As I push a chunk of sadness aside, to make room for the beauty of the morning, I am surprised at how heavy it is. Other things are heavy: carrying a nine plus pound baby in utero (twice); and then heavier ones in my arms. Hiking mountain trails toting a backpack with supplies for a week. A wheelbarrow loaded with bricks. When we can’t carry them anymore, we set them down. And, in fact, we can’t fully enjoy the baby until we put down the weight and give birth; we can't get what we need out of the backpack until we put it down; we can't use the bricks to create beauty until we move them to the spot of the creation. I can't plant pansies until I pull impatiens and I can't plant roses until I dig out the shrubs and ready the soil. Preparation requires heavy lifting.

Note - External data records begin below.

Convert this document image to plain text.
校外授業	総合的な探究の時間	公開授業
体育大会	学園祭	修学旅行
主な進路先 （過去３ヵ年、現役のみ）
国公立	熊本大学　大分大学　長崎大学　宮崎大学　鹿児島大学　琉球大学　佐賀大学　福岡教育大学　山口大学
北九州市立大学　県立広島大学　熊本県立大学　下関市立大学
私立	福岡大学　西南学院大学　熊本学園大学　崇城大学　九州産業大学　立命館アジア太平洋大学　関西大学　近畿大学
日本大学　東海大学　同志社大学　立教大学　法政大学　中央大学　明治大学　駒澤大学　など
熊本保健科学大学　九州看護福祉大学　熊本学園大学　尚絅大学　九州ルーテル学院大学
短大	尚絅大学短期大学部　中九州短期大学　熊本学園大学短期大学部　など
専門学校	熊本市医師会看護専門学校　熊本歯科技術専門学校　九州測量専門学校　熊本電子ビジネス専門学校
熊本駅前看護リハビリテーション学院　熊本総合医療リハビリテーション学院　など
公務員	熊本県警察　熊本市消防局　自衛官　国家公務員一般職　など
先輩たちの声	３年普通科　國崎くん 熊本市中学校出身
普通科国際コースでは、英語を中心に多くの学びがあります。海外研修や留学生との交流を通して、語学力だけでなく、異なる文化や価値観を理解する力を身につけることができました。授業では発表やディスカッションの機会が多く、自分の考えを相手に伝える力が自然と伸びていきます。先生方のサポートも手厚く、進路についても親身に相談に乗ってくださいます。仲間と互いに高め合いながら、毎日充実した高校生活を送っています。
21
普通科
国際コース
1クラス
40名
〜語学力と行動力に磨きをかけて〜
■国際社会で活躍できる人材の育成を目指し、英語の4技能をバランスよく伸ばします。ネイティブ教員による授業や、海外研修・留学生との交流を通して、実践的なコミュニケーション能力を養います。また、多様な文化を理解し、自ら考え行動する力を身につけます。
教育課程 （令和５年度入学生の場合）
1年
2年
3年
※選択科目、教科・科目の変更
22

The tears I have shed this week over past, current, and anticipated sadness drop away that early morning on my deck; and tears are for the beauty that is in my world. How confusing that beauty (and clarity) can permeate the dark, even though it doesn't always remove it. It was a full moon week. Light and dark co-existing. There is nothing confusing about that. Why am I befuddled when I feel simultaneous joy and sadness within myself? That same friend who posted the quote about tears sent me a text some weeks ago that I wrote down: "Sometimes the sun just wants to make sure we're paying attention, so she sneaks into the day." (Vickie Leigh) The light sneaks into the dark. And without the dark, can there be light? I anticipate a life change in the not imminent, but not-too-far off future; I am preparing. This time it will not be a forced change and I don't know what that looks like. I think it looks like this. Fully enjoying all that makes me happy right here and now; and living in it. Planting roses for someone else to enjoy. At the same time link by link removing the chain that holds the once-comfortable anchor, shedding tears for sadness and for beauty--yes, at the same time--and beginning a letting go bit by bit. As the plants gain strength under ground, so do I. And Easter or not, they bloom when they are ready.


Jo Ann said...


Come to the edge.
We can’t. We’re afraid.

Come to the edge.
We can’t. We’ll fall.

Come to the edge.

And they came.
And he pushed them.
And they flew.


To consider: not therapy, but spiritual direction. It sounds like that's where you are.

Charly On Life said...

I'm reading Tales of a Nomad now.

Like this quote "Passion should overwhelm reason..."

You are exquisite in text and as a human being.